Usually, at the end of this phase is when I see all the faults. Lights that have been lost. Washes that clearly should have been bolder and darker. Edges that are way too dominant. Shapes that don’t connect. This is where I’ve got to just believe and keep going. I preserve things were I think they’re working, and dig in to those areas that I need to push.
Looking back, I see 5 big areas where I wanted shift things-
1) I needed to connect the canopy of the trees more, to help the eye circulate more
2) I wanted to capture some light on the side of the left-side tree, which I did by mixing some body color (white + chosen pigment)

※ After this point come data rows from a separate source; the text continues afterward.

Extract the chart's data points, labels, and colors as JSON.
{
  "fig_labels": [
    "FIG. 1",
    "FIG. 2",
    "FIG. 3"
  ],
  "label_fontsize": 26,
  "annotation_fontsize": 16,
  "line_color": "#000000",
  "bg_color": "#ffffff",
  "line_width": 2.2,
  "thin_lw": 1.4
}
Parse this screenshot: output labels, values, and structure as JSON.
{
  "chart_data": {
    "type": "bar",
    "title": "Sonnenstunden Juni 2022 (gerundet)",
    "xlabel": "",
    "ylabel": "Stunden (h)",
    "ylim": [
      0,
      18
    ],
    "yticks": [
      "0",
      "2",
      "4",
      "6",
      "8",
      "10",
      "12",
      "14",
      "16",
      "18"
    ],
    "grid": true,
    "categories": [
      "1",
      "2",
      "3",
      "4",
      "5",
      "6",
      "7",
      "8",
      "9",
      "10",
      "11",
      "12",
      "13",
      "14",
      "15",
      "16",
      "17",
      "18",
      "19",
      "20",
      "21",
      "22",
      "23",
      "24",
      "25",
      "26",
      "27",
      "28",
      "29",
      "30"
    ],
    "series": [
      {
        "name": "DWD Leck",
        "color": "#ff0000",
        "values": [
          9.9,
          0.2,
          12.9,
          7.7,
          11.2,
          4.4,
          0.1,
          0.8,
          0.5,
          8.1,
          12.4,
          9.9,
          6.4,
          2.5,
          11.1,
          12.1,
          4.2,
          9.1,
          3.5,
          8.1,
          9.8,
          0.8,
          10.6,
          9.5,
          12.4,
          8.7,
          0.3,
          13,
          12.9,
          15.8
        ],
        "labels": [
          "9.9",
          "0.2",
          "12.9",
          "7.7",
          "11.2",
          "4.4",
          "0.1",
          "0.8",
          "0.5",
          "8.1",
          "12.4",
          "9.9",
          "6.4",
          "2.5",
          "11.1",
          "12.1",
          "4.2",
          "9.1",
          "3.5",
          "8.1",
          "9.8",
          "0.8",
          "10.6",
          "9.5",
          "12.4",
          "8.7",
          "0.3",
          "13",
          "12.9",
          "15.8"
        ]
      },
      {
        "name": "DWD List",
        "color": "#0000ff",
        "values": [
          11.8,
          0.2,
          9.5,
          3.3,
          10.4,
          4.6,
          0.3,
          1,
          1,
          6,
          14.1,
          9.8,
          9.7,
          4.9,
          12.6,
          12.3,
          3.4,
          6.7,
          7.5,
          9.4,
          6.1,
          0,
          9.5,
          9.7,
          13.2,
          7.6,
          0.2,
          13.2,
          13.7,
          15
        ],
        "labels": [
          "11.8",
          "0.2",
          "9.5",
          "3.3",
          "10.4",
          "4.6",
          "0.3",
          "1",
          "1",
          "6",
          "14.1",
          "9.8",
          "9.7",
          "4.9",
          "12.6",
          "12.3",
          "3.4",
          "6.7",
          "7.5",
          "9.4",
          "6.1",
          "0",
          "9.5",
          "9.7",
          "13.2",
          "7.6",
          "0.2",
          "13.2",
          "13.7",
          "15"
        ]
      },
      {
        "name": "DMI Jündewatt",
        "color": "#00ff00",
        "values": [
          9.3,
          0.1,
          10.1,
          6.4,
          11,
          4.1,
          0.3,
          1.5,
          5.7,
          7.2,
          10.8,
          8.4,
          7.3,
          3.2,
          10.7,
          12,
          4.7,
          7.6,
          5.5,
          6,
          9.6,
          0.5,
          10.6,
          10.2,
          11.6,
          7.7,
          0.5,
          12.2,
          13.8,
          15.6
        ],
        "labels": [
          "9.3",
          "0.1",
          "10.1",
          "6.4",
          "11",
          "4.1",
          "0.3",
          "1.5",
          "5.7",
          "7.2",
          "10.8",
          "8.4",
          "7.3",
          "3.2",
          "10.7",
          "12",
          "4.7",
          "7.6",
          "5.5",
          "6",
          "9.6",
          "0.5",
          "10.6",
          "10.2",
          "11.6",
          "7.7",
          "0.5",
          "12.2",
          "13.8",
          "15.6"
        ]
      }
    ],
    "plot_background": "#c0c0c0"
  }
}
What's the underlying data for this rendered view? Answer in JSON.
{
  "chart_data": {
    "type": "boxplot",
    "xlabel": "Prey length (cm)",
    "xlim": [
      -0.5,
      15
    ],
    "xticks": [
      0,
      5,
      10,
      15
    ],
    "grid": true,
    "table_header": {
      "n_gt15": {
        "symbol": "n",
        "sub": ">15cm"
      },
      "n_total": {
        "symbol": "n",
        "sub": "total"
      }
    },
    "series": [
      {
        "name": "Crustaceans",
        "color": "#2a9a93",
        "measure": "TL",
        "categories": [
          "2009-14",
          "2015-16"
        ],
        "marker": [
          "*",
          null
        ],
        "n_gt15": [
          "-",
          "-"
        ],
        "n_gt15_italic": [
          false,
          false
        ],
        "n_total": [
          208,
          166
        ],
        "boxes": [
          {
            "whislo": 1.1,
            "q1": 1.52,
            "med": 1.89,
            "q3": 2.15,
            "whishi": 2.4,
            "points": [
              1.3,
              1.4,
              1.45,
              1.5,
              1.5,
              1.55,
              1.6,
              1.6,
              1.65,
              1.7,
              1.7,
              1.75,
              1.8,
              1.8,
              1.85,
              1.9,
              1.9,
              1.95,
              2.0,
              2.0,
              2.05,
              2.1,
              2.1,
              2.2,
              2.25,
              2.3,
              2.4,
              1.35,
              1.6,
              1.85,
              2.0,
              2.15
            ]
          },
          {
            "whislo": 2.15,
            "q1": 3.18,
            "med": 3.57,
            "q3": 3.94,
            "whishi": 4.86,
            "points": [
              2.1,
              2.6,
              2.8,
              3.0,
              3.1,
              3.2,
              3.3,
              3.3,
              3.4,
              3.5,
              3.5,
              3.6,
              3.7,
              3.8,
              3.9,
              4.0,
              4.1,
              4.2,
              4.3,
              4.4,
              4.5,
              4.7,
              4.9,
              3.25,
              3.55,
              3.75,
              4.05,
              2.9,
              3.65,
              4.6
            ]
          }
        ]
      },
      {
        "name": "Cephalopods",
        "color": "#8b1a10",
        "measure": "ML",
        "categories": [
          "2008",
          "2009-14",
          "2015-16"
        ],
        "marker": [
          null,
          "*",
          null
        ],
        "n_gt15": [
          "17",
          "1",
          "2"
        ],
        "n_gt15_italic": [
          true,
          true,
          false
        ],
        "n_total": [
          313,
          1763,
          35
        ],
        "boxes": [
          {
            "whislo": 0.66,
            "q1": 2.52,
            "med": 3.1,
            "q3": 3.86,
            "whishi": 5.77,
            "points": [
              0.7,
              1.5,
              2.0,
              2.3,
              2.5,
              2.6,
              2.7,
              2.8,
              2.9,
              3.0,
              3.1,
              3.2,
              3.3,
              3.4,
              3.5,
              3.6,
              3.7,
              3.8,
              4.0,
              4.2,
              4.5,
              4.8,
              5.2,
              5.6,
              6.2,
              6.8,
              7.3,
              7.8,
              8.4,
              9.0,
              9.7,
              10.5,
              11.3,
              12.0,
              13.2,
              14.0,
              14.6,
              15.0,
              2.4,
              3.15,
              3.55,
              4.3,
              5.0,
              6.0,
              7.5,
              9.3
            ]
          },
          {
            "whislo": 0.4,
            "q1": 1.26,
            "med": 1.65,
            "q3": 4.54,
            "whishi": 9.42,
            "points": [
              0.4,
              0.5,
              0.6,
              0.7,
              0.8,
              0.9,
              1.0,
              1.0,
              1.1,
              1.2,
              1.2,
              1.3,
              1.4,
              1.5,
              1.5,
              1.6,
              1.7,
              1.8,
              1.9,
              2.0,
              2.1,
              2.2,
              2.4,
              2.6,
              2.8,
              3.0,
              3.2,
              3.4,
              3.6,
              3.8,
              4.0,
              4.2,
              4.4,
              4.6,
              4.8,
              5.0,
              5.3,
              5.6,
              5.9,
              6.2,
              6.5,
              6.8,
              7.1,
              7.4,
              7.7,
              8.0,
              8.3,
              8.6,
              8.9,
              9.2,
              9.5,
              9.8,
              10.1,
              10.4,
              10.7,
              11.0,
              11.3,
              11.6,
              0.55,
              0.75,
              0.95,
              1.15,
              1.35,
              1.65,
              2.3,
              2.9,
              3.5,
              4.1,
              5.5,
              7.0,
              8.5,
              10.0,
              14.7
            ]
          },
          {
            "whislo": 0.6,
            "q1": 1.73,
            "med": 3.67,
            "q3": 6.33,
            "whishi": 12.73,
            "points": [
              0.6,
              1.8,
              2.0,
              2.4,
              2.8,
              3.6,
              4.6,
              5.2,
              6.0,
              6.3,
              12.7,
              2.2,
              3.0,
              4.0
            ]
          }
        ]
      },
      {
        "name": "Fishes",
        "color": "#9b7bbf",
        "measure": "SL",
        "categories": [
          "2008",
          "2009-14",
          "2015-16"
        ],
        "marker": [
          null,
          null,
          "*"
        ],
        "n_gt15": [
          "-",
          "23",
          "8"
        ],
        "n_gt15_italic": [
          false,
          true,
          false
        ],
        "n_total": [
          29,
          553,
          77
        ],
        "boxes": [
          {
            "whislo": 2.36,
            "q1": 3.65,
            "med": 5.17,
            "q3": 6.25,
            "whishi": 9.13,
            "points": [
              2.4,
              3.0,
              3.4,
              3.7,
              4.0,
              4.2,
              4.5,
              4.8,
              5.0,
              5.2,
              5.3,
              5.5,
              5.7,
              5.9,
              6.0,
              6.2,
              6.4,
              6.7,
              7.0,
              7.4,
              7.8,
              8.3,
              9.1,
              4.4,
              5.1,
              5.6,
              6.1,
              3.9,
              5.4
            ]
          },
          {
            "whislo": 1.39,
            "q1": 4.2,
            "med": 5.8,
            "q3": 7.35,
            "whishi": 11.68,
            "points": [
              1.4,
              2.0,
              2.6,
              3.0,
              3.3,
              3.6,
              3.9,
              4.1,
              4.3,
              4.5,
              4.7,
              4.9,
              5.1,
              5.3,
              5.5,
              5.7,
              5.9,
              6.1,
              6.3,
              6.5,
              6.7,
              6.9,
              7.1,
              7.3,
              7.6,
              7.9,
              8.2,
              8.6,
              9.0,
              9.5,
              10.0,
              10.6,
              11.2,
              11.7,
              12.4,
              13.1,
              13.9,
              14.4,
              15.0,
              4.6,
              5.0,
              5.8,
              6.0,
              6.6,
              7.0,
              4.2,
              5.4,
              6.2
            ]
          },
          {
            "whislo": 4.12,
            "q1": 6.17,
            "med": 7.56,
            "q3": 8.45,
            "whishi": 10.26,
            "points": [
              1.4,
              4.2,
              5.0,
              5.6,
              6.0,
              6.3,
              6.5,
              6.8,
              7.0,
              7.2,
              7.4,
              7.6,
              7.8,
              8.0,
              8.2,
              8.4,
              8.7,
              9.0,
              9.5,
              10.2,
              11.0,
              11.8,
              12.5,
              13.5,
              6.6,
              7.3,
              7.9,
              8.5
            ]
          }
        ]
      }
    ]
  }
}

3) I needed to darken and cool off the shadows in the lower half, both to make the leaves pop and to make the circle of viewing” keep rotating around to the tree trunk and big focal-point leaves
4) similarly, I had to darken the tree against which the leaves are shining, which still keeping that gradient from top to bottom
5) I had to darken the lower half of the trunk so we feel the rounded form of the trunk and get that sense of blinding light
And then there’s always a point where I have to grab my own hand, pull it back, and call it quits. Painting watercolors is a philosophical experience. There’s only so much that you can remove. You’ve got to drop the paint it, manipulate it, and let it go. Every painting has things I wished came out different. Some are big, some small.
Often, the piece is just fine as it is— others don’t see my “mistakes” the way I see them, and my grump is really about desiring a total control I can’t achieve. When that’s the case, I know it’s time to let it go. Like a child, at a certain point the piece is what it is, and you’ve got to love it for what it is.